5 lições é uma coluna semanal de Deivis Chiodini, abordando pontos importantes que a rodada da NFL nos trouxe. Está no ar sempre nas segundas-feiras pela manhã, trazendo opinião rápida e de forma clara. Clique aqui e confira o índice da coluna!
Nem tudo que parece bonito realmente é
Quem olha para os últimos jogos do Green Packers pode pensar que está tudo a mil maravilhas: três vitórias consecutivas após uma estreia ruim, ataque anotando 27 pontos contra o New England Patriots, defesa com 4 sacks. Contudo, não se engane: nem tudo que brilha é ouro. Algumas inconsistências seguem acontecendo e se não forem corrigidas vão custar ao time em algum momento importante, seja na temporada regular ou playoffs.
A sincronia com os recebedores ainda passa longe de ser das melhores: por diversas vezes nesse domingo vimos falhas de comunicação entre o camisa 12 e seus wide receivers. Do lado defensivo, a defesa voltou a ser soft contra o jogo terrestre e o coordenador Joe Barry levou muito tempo para fazer os ajustes.

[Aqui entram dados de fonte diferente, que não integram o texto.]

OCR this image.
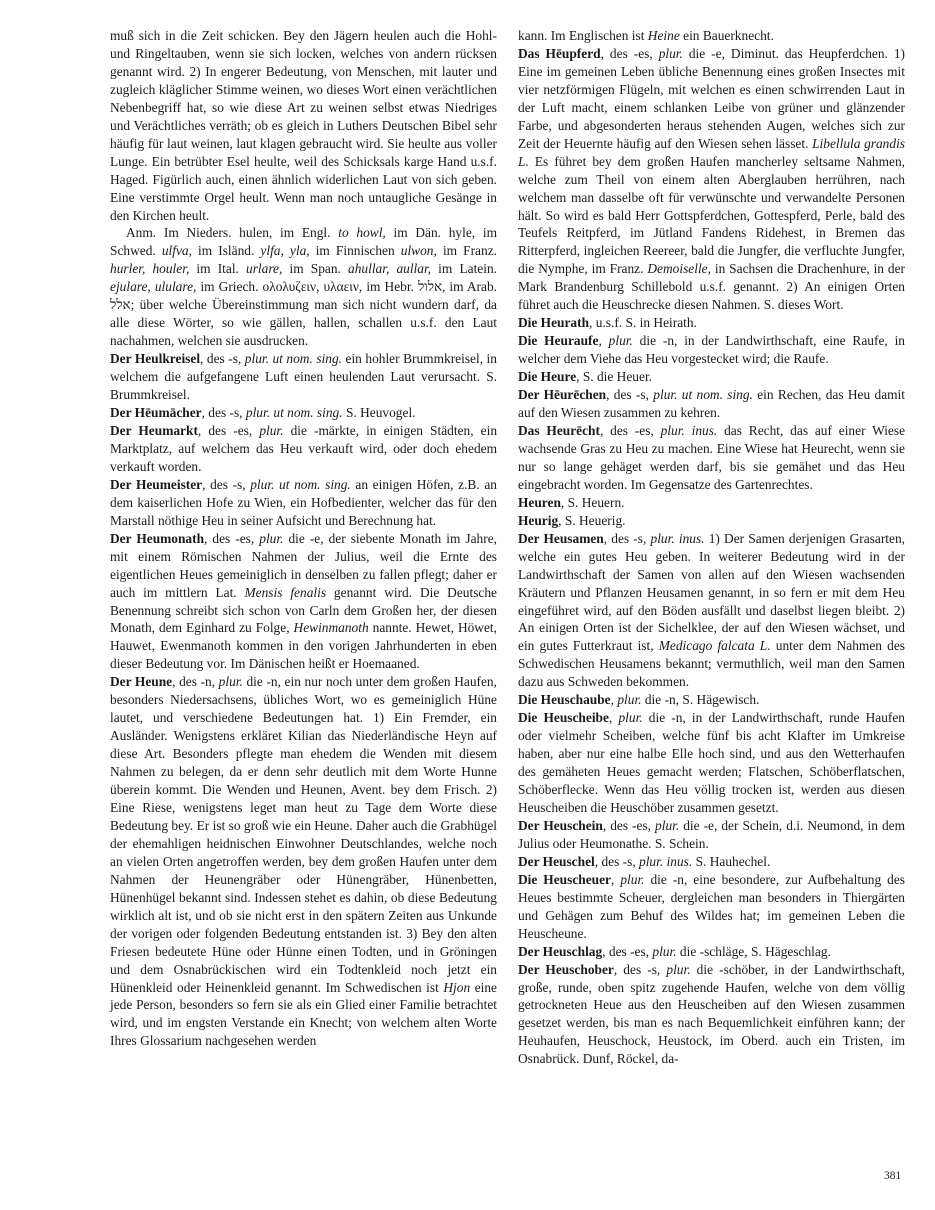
muß sich in die Zeit schicken. Bey den Jägern heulen auch die Hohl- und Ringeltauben, wenn sie sich locken, welches von andern rücksen genannt wird. 2) In engerer Bedeutung, von Menschen, mit lauter und zugleich kläglicher Stimme weinen, wo dieses Wort einen verächtlichen Nebenbegriff hat, so wie diese Art zu weinen selbst etwas Niedriges und Verächtliches verräth; ob es gleich in Luthers Deutschen Bibel sehr häufig für laut weinen, laut klagen gebraucht wird. Sie heulte aus voller Lunge. Ein betrübter Esel heulte, weil des Schicksals karge Hand u.s.f. Haged. Figürlich auch, einen ähnlich widerlichen Laut von sich geben. Eine verstimmte Orgel heult. Wenn man noch untaugliche Gesänge in den Kirchen heult.

Anm. Im Nieders. hulen, im Engl. to howl, im Dän. hyle, im Schwed. ulfva, im Isländ. ylfa, yla, im Finnischen ulwon, im Franz. hurler, houler, im Ital. urlare, im Span. ahullar, aullar, im Latein. ejulare, ululare, im Griech. ολολυζειν, υλαειν, im Hebr. אלול, im Arab. אלל; über welche Übereinstimmung man sich nicht wundern darf, da alle diese Wörter, so wie gällen, hallen, schallen u.s.f. den Laut nachahmen, welchen sie ausdrucken.

Der Heulkreisel, des -s, plur. ut nom. sing. ein hohler Brummkreisel, in welchem die aufgefangene Luft einen heulenden Laut verursacht. S. Brummkreisel.

Der Hēumācher, des -s, plur. ut nom. sing. S. Heuvogel.

Der Heumarkt, des -es, plur. die -märkte, in einigen Städten, ein Marktplatz, auf welchem das Heu verkauft wird, oder doch ehedem verkauft worden.

Der Heumeister, des -s, plur. ut nom. sing. an einigen Höfen, z.B. an dem kaiserlichen Hofe zu Wien, ein Hofbedienter, welcher das für den Marstall nöthige Heu in seiner Aufsicht und Berechnung hat.

Der Heumonath, des -es, plur. die -e, der siebente Monath im Jahre, mit einem Römischen Nahmen der Julius, weil die Ernte des eigentlichen Heues gemeiniglich in denselben zu fallen pflegt; daher er auch im mittlern Lat. Mensis fenalis genannt wird. Die Deutsche Benennung schreibt sich schon von Carln dem Großen her, der diesen Monath, dem Eginhard zu Folge, Hewinmanoth nannte. Hewet, Höwet, Hauwet, Ewenmanoth kommen in den vorigen Jahrhunderten in eben dieser Bedeutung vor. Im Dänischen heißt er Hoemaaned.

Der Heune, des -n, plur. die -n, ein nur noch unter dem großen Haufen, besonders Niedersachsens, übliches Wort, wo es gemeiniglich Hüne lautet, und verschiedene Bedeutungen hat. 1) Ein Fremder, ein Ausländer. Wenigstens erkläret Kilian das Niederländische Heyn auf diese Art. Besonders pflegte man ehedem die Wenden mit diesem Nahmen zu belegen, da er denn sehr deutlich mit dem Worte Hunne überein kommt. Die Wenden und Heunen, Avent. bey dem Frisch. 2) Eine Riese, wenigstens leget man heut zu Tage dem Worte diese Bedeutung bey. Er ist so groß wie ein Heune. Daher auch die Grabhügel der ehemahligen heidnischen Einwohner Deutschlandes, welche noch an vielen Orten angetroffen werden, bey dem großen Haufen unter dem Nahmen der Heunengräber oder Hünengräber, Hünenbetten, Hünenhügel bekannt sind. Indessen stehet es dahin, ob diese Bedeutung wirklich alt ist, und ob sie nicht erst in den spätern Zeiten aus Unkunde der vorigen oder folgenden Bedeutung entstanden ist. 3) Bey den alten Friesen bedeutete Hüne oder Hünne einen Todten, und in Gröningen und dem Osnabrückischen wird ein Todtenkleid noch jetzt ein Hünenkleid oder Heinenkleid genannt. Im Schwedischen ist Hjon eine jede Person, besonders so fern sie als ein Glied einer Familie betrachtet wird, und im engsten Verstande ein Knecht; von welchem alten Worte Ihres Glossarium nachgesehen werden

kann. Im Englischen ist Heine ein Bauerknecht.

Das Hēupferd, des -es, plur. die -e, Diminut. das Heupferdchen. 1) Eine im gemeinen Leben übliche Benennung eines großen Insectes mit vier netzförmigen Flügeln, mit welchen es einen schwirrenden Laut in der Luft macht, einem schlanken Leibe von grüner und glänzender Farbe, und abgesonderten heraus stehenden Augen, welches sich zur Zeit der Heuernte häufig auf den Wiesen sehen lässet. Libellula grandis L. Es führet bey dem großen Haufen mancherley seltsame Nahmen, welche zum Theil von einem alten Aberglauben herrühren, nach welchem man dasselbe oft für verwünschte und verwandelte Personen hält. So wird es bald Herr Gottspferdchen, Gottespferd, Perle, bald des Teufels Reitpferd, im Jütland Fandens Ridehest, in Bremen das Ritterpferd, ingleichen Reereer, bald die Jungfer, die verfluchte Jungfer, die Nymphe, im Franz. Demoiselle, in Sachsen die Drachenhure, in der Mark Brandenburg Schillebold u.s.f. genannt. 2) An einigen Orten führet auch die Heuschrecke diesen Nahmen. S. dieses Wort.

Die Heurath, u.s.f. S. in Heirath.

Die Heuraufe, plur. die -n, in der Landwirthschaft, eine Raufe, in welcher dem Viehe das Heu vorgestecket wird; die Raufe.

Die Heure, S. die Heuer.

Der Hēurēchen, des -s, plur. ut nom. sing. ein Rechen, das Heu damit auf den Wiesen zusammen zu kehren.

Das Heurēcht, des -es, plur. inus. das Recht, das auf einer Wiese wachsende Gras zu Heu zu machen. Eine Wiese hat Heurecht, wenn sie nur so lange gehäget werden darf, bis sie gemähet und das Heu eingebracht worden. Im Gegensatze des Gartenrechtes.

Heuren, S. Heuern.

Heurig, S. Heuerig.

Der Heusamen, des -s, plur. inus. 1) Der Samen derjenigen Grasarten, welche ein gutes Heu geben. In weiterer Bedeutung wird in der Landwirthschaft der Samen von allen auf den Wiesen wachsenden Kräutern und Pflanzen Heusamen genannt, in so fern er mit dem Heu eingeführet wird, auf den Böden ausfällt und daselbst liegen bleibt. 2) An einigen Orten ist der Sichelklee, der auf den Wiesen wächset, und ein gutes Futterkraut ist, Medicago falcata L. unter dem Nahmen des Schwedischen Heusamens bekannt; vermuthlich, weil man den Samen dazu aus Schweden bekommen.

Die Heuschaube, plur. die -n, S. Hägewisch.

Die Heuscheibe, plur. die -n, in der Landwirthschaft, runde Haufen oder vielmehr Scheiben, welche fünf bis acht Klafter im Umkreise haben, aber nur eine halbe Elle hoch sind, und aus den Wetterhaufen des gemäheten Heues gemacht werden; Flatschen, Schöberflatschen, Schöberflecke. Wenn das Heu völlig trocken ist, werden aus diesen Heuscheiben die Heuschöber zusammen gesetzt.

Der Heuschein, des -es, plur. die -e, der Schein, d.i. Neumond, in dem Julius oder Heumonathe. S. Schein.

Der Heuschel, des -s, plur. inus. S. Hauhechel.

Die Heuscheuer, plur. die -n, eine besondere, zur Aufbehaltung des Heues bestimmte Scheuer, dergleichen man besonders in Thiergärten und Gehägen zum Behuf des Wildes hat; im gemeinen Leben die Heuscheune.

Der Heuschlag, des -es, plur. die -schläge, S. Hägeschlag.

Der Heuschober, des -s, plur. die -schöber, in der Landwirthschaft, große, runde, oben spitz zugehende Haufen, welche von dem völlig getrockneten Heue aus den Heuscheiben auf den Wiesen zusammen gesetzet werden, bis man es nach Bequemlichkeit einführen kann; der Heuhaufen, Heuschock, Heustock, im Oberd. auch ein Tristen, im Osnabrück. Dunf, Röckel, da-

381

Por muito pouco, New England não vence esse jogo com Bailey Zappe, calouro e terceiro quarterback do time. É preciso muito trabalho em Green Bay ou o final dessa história pode ser um já visto no passado recente.

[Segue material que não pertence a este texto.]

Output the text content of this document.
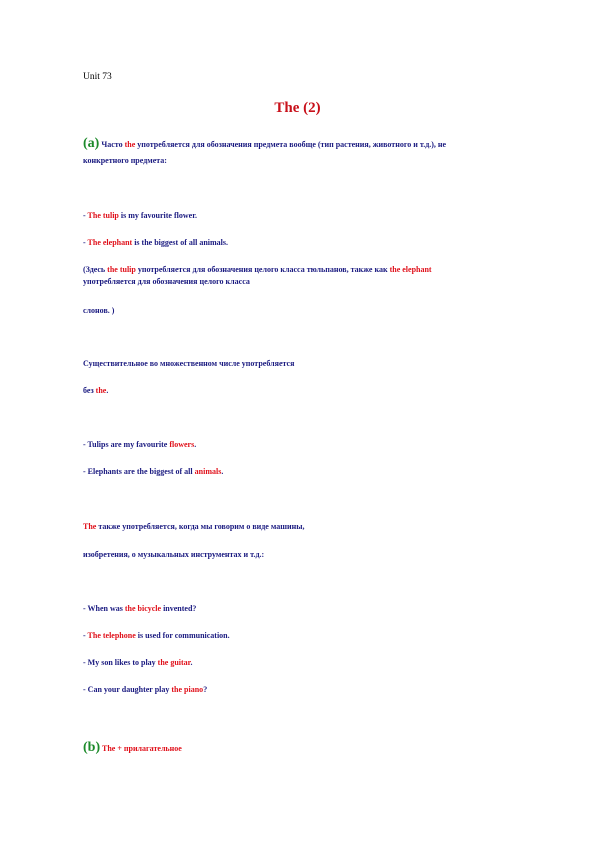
Unit 73
The (2)
(a) Часто the употребляется для обозначения предмета вообще (тип растения, животного и т.д.), не
конкретного предмета:
- The tulip is my favourite flower.
- The elephant is the biggest of all animals.
(Здесь the tulip употребляется для обозначения целого класса тюльпанов, также как the elephant
употребляется для обозначения целого класса
слонов. )
Существительное во множественном числе употребляется
без the.
- Tulips are my favourite flowers.
- Elephants are the biggest of all animals.
The также употребляется, когда мы говорим о виде машины,
изобретения, о музыкальных инструментах и т.д.:
- When was the bicycle invented?
- The telephone is used for communication.
- My son likes to play the guitar.
- Can your daughter play the piano?
(b) The + прилагательное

É hora de falar sobre Trevon Diggs
Líder em interceptações na temporada passada, Trevon Diggs foi um jogador questionado mesmo assim: apesar dos turnovers, ele também liderou em jardas cedidas pelo ar. Para 2022, essa narrativa vai se dissipando. Apesar de conseguir interceptações – são duas nas últimas semanas -, o cornerback do Dallas Cowboys vem agora mostrando uma faceta mais segura, sendo um defensor confiável. Na vitória sobre o Washington Commanders, ele mostrou isso, anulando Terry McLaurin e o limitando a 15 jardas. Um baile, que só comprova a grande fase.

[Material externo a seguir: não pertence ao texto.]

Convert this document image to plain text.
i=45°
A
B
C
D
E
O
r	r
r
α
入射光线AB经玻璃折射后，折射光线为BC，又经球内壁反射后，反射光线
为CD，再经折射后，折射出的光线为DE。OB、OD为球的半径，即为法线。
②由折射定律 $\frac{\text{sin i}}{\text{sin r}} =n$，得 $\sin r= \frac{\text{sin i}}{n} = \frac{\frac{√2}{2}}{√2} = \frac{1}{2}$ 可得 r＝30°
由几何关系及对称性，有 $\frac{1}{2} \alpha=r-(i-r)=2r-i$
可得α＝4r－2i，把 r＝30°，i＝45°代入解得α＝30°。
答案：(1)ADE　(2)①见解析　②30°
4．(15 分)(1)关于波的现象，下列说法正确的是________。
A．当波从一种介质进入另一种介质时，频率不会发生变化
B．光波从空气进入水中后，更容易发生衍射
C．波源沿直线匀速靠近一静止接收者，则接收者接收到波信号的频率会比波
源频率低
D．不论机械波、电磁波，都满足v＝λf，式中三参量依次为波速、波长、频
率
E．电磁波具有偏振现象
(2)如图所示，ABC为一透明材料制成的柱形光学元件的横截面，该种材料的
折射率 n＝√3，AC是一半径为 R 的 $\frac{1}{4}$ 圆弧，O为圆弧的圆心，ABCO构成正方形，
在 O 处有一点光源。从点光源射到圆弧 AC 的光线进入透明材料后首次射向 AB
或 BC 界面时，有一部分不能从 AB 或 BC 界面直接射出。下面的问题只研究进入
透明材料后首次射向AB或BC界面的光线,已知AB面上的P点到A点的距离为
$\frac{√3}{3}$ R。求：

Melvin Gordon tem estabilidade
Só a frase acima pode explicar a insistência do treinador Nathaniel Hackett com o veterano running back. Na derrota para o Las Vegas Raiders, Gordon sofreu um fumble retornado para touchdown. O detalhe é que essa é a quarta vez que ele solta a bola em 4 partidas em 2022. Seu histórico não é dos melhores, mas mesmo assim Denver insiste em o colocar em ação, comprometendo campanhas ofensivas que custam caro. Para piorar, Javonte Williams se lesionou e Hackett deve seguir usando Gordon, para o desespero do torcedor.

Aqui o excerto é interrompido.